In its S-1 filing, Reddit said it entered into license agreements in January worth a combined $203 million with terms ranging from two to three years. The company also said it expected to receive at least $66.4 million from such deals this year.
AI companies enter into licensing agreements to provide more content for their models. In December, OpenAI signed a contract worth tens of millions of euros with Axel Springer SE, which owns Politico and Business Insider. Such agreements have high stakes because AI models are often trained on copyrighted information, obscuring ownership claims. For example, the New York Times sued OpenAI in December for copyright infringement.

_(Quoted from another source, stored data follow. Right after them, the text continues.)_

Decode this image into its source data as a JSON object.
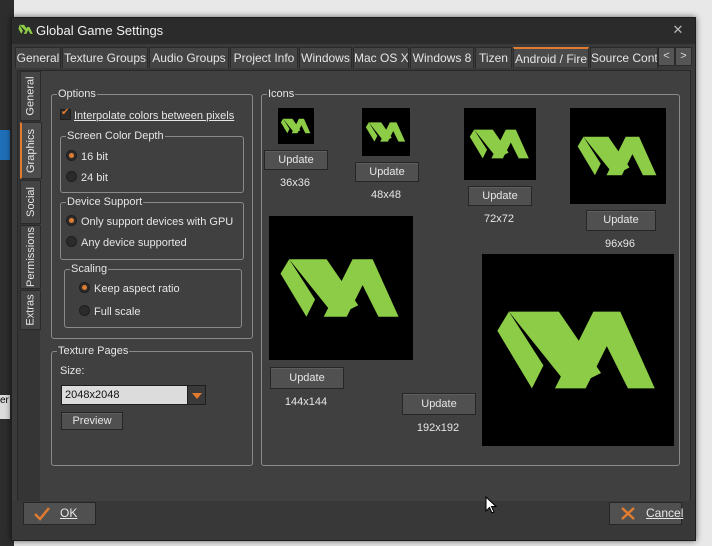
{
  "window": {
    "title": "Global Game Settings",
    "close_glyph": "✕"
  },
  "tabs": [
    "General",
    "Texture Groups",
    "Audio Groups",
    "Project Info",
    "Windows",
    "Mac OS X",
    "Windows 8",
    "Tizen",
    "Android / Fire",
    "Source Cont"
  ],
  "tab_nav": {
    "prev": "<",
    "next": ">"
  },
  "side_tabs": [
    "General",
    "Graphics",
    "Social",
    "Permissions",
    "Extras"
  ],
  "options": {
    "title": "Options",
    "interpolate_label": "Interpolate colors between pixels",
    "interpolate_checked": true,
    "screen_color_depth": {
      "title": "Screen Color Depth",
      "options": [
        "16 bit",
        "24 bit"
      ],
      "selected": "16 bit"
    },
    "device_support": {
      "title": "Device Support",
      "options": [
        "Only support devices with GPU",
        "Any device supported"
      ],
      "selected": "Only support devices with GPU"
    },
    "scaling": {
      "title": "Scaling",
      "options": [
        "Keep aspect ratio",
        "Full scale"
      ],
      "selected": "Keep aspect ratio"
    }
  },
  "texture_pages": {
    "title": "Texture Pages",
    "size_label": "Size:",
    "size_value": "2048x2048",
    "preview_label": "Preview"
  },
  "icons": {
    "title": "Icons",
    "update_label": "Update",
    "sizes": [
      "36x36",
      "48x48",
      "72x72",
      "96x96",
      "144x144",
      "192x192"
    ]
  },
  "footer": {
    "ok_label": "OK",
    "cancel_label": "Cancel"
  },
  "colors": {
    "accent": "#e07b2f",
    "logo_green": "#8ccc47",
    "bg": "#404040"
  },
  "background": {
    "left_strip_text": "er"
  }
}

Training AI models with user-generated data – such as Reddit hosts – can also come with risks. Content is less trustworthy than news articles, AI researchers say. Reddit “is basically a forum where people post anything,” Giada Pistilli, chief ethics officer at Hugging Face, which makes and hosts AI models. “You find conspiracy theories and all kinds of problematic stuff.”

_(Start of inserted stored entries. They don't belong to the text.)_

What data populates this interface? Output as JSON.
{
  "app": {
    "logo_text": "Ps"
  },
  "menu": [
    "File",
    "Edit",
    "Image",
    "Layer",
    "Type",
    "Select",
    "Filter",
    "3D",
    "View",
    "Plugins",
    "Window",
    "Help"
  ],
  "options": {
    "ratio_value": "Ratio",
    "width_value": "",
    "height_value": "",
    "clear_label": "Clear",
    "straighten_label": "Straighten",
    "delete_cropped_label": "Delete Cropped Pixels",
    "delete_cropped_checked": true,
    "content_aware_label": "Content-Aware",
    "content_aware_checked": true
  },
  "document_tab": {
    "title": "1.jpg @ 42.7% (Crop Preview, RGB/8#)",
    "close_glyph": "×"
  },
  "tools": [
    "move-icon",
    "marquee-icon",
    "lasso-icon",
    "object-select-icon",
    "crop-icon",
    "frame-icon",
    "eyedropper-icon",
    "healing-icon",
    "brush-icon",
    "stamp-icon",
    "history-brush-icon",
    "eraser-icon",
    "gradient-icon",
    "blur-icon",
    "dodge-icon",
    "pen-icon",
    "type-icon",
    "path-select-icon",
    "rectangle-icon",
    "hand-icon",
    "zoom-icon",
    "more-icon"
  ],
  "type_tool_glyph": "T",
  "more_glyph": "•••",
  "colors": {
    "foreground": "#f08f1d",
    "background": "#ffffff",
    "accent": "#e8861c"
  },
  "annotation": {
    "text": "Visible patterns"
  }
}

Os Keyes, a doctoral student at the University of Washington who studies artificial intelligence and data ethics, said Reddit could introduce problematic content into AI systems.
“We’ve already seen that models are prone to hallucinating facts that don’t exist,” Keyes said. They pointed to a notable example in 2013, when Reddit users falsely accused someone of being a suspect in the Boston Marathon bombing. “Things that appear on Reddit are not established facts.”
Reddit said that when partners use its data API, they must stop displaying content that has been removed from the site. The company added that AI companies have previously used Reddit to train models without paying, and that having formal agreements in place will help it take steps such as requiring the removal of content removed for policy violations.
Reddit has been criticized in the past for its handling of toxic and hateful content posted by users, largely moderated by unpaid volunteers. In 2020, some 15 years after the site was founded, Reddit implemented a ban on hate speech. When it comes to moderating problematic content, it’s not always clear where the line is. For example, in 2021, the company announced that it would drop subseries that spread false information related to Covid-19. Days later, after an outcry from several of its own users, Reddit banned that forum, saying it had violated other rules.
The company says that in addition to its moderators, it has internal security teams committed to monitoring its practices through both automation and human review.
If AI models pick up inaccurate content, companies can try to clean it up afterward, Pistilli said, but the process can be difficult. “It’s a lot of effort and a lot of work. A better practice would be to clean your data first,” Pistilli said. “Unfortunately, people prefer quantity over quality.”
It’s still too early to tell how, if at all, Reddit’s unusually vocal user community will react to the licensing move. Last year, thousands of subreddits staged a protest against the company’s decision to raise prices for third-party app developers.